El Festival Nacional de Teatro es la vivificación de esa fe que, pese a todo, nos hace pensar como un grupo de personas que no ha perdido el aliento completamente, que alucina aún con metáforas sobre la escena, que imagina un país paralelo sobre las tablas. Ese país de papel, cartón y polvo debe ser un reflejo lúcido y retador de nuestra cotidianidad. Debe entenderla como desafío para rebasarla, más allá de la máscara o el parlamento resabido. La conciencia crítica de lo teatral debería ser un elemento infaltable, que consiga que los destellos de la escena sean aún más iluminadores en pos de un pensamiento más cabal, y provechoso, con respecto a lo que somos más allá de las candilejas.
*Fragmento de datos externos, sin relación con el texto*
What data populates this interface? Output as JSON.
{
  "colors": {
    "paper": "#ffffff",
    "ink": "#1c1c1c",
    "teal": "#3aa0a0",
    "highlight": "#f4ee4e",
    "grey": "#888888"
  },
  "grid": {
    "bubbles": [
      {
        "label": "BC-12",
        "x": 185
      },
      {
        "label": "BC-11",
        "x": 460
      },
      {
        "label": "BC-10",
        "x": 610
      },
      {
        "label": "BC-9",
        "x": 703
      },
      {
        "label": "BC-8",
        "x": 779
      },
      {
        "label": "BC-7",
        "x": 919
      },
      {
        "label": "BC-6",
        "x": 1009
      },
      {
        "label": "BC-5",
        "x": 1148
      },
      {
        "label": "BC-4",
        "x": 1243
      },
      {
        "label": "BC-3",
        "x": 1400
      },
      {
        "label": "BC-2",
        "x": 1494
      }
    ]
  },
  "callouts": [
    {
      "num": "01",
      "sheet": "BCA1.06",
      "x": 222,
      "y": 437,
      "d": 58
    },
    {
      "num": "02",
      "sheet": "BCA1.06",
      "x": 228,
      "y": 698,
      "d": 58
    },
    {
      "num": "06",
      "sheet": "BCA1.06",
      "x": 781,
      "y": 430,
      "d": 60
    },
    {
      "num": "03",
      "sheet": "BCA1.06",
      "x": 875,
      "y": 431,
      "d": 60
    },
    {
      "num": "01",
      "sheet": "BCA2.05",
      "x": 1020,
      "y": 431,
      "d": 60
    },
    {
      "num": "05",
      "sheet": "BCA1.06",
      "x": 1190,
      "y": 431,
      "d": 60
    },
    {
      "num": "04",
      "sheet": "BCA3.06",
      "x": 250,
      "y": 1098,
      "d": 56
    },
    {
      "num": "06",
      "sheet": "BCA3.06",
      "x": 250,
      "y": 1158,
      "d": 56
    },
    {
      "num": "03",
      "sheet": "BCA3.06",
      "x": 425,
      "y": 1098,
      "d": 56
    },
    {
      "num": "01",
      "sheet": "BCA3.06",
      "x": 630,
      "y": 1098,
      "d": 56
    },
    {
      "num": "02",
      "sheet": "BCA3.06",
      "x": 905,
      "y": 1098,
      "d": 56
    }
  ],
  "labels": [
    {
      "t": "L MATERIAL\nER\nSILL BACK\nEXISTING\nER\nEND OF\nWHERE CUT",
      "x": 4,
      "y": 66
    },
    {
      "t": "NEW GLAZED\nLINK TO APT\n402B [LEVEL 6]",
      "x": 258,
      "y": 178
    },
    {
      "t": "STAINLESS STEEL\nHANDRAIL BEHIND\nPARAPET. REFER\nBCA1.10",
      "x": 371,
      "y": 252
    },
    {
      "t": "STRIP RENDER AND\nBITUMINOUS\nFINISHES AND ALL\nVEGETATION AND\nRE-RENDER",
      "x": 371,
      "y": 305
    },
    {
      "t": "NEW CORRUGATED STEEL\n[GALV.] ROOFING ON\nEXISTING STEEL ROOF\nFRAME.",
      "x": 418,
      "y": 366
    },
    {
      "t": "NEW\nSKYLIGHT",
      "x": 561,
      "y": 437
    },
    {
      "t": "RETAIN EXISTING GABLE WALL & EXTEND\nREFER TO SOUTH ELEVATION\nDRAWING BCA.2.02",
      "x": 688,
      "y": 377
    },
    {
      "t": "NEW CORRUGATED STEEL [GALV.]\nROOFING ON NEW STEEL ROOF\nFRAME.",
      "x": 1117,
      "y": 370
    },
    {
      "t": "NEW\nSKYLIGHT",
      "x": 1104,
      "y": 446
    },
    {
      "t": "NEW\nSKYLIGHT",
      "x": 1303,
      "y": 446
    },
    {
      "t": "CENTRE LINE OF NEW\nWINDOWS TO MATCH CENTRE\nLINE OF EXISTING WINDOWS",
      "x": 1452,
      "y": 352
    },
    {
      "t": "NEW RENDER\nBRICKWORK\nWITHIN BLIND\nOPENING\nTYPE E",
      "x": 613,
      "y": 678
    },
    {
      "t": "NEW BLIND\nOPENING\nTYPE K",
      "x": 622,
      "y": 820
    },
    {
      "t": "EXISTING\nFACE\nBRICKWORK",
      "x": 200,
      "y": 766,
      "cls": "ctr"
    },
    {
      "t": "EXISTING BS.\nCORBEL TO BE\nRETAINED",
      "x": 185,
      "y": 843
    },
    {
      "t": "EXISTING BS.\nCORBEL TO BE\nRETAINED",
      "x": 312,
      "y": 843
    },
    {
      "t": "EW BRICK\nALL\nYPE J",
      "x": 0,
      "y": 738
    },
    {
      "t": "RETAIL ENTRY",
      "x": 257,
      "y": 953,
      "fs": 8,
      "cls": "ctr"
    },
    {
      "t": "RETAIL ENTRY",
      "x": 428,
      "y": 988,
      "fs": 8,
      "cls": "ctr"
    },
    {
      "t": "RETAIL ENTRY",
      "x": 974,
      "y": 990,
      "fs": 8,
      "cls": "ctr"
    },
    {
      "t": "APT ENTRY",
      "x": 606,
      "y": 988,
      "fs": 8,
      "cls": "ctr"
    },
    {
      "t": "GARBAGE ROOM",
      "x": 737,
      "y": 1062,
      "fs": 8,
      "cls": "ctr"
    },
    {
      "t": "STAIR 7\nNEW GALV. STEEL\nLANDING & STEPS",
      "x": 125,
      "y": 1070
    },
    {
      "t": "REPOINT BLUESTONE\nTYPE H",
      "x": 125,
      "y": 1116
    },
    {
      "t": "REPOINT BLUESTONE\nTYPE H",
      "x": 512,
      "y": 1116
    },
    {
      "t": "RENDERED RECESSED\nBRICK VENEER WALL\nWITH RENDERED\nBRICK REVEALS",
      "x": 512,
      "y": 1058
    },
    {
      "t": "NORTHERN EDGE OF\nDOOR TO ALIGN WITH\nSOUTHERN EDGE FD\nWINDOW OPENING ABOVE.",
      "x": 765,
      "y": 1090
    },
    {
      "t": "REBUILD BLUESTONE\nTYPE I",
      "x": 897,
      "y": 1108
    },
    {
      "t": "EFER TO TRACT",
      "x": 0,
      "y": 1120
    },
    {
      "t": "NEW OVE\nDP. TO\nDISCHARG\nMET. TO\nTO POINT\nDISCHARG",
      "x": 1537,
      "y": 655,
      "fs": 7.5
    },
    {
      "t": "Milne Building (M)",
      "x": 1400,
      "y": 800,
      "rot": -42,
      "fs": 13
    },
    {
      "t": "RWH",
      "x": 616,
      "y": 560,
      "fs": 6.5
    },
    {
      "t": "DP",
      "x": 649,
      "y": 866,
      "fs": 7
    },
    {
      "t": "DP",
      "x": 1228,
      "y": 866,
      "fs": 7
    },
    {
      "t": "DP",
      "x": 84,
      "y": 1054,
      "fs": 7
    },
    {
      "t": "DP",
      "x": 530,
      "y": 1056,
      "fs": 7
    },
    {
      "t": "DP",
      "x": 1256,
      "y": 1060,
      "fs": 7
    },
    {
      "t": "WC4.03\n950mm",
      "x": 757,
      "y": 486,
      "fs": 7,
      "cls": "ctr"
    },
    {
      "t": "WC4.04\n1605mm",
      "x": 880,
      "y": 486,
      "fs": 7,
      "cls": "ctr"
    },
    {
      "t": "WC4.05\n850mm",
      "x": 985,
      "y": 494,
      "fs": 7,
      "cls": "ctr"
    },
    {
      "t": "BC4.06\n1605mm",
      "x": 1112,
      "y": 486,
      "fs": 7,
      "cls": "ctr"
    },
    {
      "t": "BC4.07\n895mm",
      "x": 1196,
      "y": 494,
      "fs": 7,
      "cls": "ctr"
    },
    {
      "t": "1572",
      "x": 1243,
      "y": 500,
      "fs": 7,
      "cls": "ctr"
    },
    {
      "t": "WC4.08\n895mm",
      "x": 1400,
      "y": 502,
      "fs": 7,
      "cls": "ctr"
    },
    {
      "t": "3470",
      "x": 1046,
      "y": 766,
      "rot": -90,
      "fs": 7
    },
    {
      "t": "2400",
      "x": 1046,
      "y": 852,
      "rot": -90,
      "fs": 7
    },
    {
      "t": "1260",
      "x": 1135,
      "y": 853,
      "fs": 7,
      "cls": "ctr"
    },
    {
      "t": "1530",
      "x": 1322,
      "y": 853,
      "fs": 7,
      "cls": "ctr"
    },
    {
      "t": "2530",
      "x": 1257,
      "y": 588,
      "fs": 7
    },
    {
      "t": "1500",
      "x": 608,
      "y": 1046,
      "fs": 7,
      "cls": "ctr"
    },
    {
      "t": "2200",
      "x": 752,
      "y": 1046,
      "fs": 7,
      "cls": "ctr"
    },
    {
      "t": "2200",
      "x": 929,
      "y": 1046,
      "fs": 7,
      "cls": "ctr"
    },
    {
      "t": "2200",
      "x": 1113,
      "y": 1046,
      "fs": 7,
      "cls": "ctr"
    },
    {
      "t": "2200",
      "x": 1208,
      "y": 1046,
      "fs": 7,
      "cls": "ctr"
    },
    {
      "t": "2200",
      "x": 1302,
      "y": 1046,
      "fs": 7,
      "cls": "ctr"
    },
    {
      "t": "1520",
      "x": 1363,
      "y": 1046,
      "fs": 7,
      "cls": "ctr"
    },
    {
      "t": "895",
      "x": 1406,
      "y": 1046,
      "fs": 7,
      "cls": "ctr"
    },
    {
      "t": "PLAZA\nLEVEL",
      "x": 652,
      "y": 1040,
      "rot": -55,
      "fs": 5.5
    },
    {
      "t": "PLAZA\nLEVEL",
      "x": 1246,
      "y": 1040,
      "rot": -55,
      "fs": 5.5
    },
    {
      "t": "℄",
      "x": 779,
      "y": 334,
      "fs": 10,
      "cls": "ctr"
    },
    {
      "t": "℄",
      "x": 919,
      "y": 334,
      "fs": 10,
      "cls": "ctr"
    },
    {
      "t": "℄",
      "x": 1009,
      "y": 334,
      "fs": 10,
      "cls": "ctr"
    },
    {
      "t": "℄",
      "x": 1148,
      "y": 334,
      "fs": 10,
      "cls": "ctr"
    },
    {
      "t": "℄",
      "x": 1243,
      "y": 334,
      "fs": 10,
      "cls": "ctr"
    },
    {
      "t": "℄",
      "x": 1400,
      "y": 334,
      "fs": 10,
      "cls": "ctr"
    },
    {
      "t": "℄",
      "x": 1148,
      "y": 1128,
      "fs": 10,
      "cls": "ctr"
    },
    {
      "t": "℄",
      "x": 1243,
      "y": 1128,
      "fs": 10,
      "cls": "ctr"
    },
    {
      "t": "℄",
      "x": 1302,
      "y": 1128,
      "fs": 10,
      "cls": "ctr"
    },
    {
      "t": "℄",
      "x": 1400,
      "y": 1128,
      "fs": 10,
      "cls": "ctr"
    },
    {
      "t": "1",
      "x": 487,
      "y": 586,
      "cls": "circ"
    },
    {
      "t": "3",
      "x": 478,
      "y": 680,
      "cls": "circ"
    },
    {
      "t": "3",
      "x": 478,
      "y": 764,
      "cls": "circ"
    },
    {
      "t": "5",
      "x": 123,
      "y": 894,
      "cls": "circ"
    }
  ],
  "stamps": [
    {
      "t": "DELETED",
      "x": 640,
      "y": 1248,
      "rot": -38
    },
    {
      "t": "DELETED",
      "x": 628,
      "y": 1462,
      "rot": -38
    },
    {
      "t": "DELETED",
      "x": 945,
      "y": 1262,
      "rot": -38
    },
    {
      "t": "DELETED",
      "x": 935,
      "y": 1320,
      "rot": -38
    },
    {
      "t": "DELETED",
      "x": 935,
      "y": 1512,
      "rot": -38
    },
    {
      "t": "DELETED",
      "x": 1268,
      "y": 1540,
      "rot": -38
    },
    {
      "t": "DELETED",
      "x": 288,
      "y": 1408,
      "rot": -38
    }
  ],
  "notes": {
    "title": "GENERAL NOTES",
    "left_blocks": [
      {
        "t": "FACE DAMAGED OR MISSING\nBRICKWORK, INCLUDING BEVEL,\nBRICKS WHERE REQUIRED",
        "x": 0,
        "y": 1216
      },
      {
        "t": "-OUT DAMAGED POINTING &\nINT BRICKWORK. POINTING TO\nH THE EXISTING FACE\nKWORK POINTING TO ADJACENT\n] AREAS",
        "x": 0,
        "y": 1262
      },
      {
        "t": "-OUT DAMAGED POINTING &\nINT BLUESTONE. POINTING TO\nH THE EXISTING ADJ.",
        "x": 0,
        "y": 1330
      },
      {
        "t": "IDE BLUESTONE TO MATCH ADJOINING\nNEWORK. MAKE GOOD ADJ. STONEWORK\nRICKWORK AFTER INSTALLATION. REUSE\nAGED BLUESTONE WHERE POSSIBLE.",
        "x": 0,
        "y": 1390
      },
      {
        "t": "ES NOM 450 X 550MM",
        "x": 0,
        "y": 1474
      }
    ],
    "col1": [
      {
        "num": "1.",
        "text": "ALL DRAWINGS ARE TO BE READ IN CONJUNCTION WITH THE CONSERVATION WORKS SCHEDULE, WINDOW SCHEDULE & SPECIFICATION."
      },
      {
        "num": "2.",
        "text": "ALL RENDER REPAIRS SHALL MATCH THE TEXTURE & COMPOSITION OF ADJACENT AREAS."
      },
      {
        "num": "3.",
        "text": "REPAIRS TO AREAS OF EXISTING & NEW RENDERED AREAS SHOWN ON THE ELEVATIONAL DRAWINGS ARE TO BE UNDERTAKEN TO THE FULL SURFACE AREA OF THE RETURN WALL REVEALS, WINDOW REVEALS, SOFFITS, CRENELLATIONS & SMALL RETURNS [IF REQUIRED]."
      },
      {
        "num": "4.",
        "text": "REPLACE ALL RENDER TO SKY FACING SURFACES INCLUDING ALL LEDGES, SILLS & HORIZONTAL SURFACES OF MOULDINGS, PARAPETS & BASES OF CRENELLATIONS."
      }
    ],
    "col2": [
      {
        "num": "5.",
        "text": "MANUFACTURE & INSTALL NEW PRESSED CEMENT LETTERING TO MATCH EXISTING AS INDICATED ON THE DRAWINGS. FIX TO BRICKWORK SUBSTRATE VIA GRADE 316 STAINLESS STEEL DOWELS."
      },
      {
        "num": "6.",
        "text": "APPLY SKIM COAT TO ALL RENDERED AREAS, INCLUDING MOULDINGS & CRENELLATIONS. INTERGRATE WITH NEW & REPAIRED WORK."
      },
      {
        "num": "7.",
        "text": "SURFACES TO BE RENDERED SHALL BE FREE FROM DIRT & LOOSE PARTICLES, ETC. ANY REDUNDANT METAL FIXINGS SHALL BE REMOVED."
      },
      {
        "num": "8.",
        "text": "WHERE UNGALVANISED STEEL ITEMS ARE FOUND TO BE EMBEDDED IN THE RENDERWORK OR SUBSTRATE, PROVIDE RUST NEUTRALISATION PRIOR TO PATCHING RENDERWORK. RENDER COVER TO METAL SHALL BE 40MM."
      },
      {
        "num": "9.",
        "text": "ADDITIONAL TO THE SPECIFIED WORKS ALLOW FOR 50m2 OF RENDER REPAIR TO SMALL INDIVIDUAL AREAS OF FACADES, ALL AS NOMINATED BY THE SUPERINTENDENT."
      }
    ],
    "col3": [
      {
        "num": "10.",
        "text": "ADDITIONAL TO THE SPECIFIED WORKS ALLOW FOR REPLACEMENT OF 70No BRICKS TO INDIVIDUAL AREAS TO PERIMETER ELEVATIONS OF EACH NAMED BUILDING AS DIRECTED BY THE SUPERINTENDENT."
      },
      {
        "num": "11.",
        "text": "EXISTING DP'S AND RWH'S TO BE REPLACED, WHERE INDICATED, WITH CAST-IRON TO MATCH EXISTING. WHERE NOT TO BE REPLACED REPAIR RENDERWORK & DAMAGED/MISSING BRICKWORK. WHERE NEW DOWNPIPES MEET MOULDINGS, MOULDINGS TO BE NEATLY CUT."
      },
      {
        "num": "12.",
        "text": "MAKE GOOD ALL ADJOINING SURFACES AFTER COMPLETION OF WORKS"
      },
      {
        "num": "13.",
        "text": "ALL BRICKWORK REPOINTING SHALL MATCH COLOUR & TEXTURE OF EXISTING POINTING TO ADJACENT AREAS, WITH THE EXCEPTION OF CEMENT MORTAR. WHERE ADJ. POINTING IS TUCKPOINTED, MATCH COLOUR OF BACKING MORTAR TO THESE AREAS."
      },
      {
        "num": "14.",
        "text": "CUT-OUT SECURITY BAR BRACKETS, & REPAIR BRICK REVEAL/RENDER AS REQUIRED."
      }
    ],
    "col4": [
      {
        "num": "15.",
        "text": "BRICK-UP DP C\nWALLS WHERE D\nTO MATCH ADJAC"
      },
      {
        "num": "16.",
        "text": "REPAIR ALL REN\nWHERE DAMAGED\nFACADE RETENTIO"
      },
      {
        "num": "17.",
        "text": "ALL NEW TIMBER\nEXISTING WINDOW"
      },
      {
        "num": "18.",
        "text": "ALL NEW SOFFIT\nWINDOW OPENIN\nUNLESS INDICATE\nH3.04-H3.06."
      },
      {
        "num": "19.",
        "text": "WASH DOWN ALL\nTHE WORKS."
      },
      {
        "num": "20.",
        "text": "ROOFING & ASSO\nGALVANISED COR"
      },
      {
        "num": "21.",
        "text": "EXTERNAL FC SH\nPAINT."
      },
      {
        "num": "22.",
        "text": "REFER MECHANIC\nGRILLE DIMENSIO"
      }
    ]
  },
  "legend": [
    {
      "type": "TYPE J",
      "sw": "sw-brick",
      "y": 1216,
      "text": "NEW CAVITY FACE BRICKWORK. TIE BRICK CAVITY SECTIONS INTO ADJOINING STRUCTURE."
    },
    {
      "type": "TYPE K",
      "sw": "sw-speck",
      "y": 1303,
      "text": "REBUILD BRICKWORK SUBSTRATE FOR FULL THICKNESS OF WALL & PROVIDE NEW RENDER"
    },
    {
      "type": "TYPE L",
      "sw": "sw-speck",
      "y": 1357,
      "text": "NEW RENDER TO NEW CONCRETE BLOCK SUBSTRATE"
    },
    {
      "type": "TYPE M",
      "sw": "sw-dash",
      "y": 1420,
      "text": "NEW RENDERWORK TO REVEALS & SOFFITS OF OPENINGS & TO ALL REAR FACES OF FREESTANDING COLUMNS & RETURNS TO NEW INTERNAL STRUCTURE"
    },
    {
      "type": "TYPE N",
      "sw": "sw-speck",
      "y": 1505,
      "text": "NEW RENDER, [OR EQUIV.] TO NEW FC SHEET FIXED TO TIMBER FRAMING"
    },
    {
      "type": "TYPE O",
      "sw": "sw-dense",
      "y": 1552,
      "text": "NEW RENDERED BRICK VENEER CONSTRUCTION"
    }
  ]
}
La nación se replantea, y ese proyecto que se aproxima debería afincarse en la memoria tanto como en los anhelos de una mejoría que debe tocar a todos. Elegimos, los del teatro, ese país de costas borrosas y ciudadanos delirantes, cuya frontera de sueño se conecta irremediablemente con el otro, a ratos no menos ilusorio. Cambiamos, a la hora del café, monedas y gestos con parlamentos de Shakespeare, Lorca o Piñera. Tenemos, es cierto, nuestra propia noción de realidad, por desvariada que a algunos les parezca. Y el derecho, indudable, de opinar desde ella sobre lo que vivimos y transpiramos. La palabra es intercambio esencial en ese ir y venir de ilusiones y cotidianidades, y los criterios defendidos con rigor ante el público nos deben garantizar un espacio de debate que ha de ser útil tanto para uno como para el otro país.


“Tenemos, es cierto, nuestra propia noción de realidad, por desvariada que a algunos les parezca”.
CCPC 2. Teatro El Portazo

 

Acabó un Festival, otros nos esperan. Que se quede encendida la luz de guardia en el escenario hasta que vuelva a repetirse todo. Y nos veamos cara a cara, como protagonistas y no simple espectadores. Entre este momento y ese, nos toca hacer lo que mejor sabemos: trabajar, subir a escena. Y hacerlo bien, y despiertos. Como nuestros maestros nos lo hubieran exigido.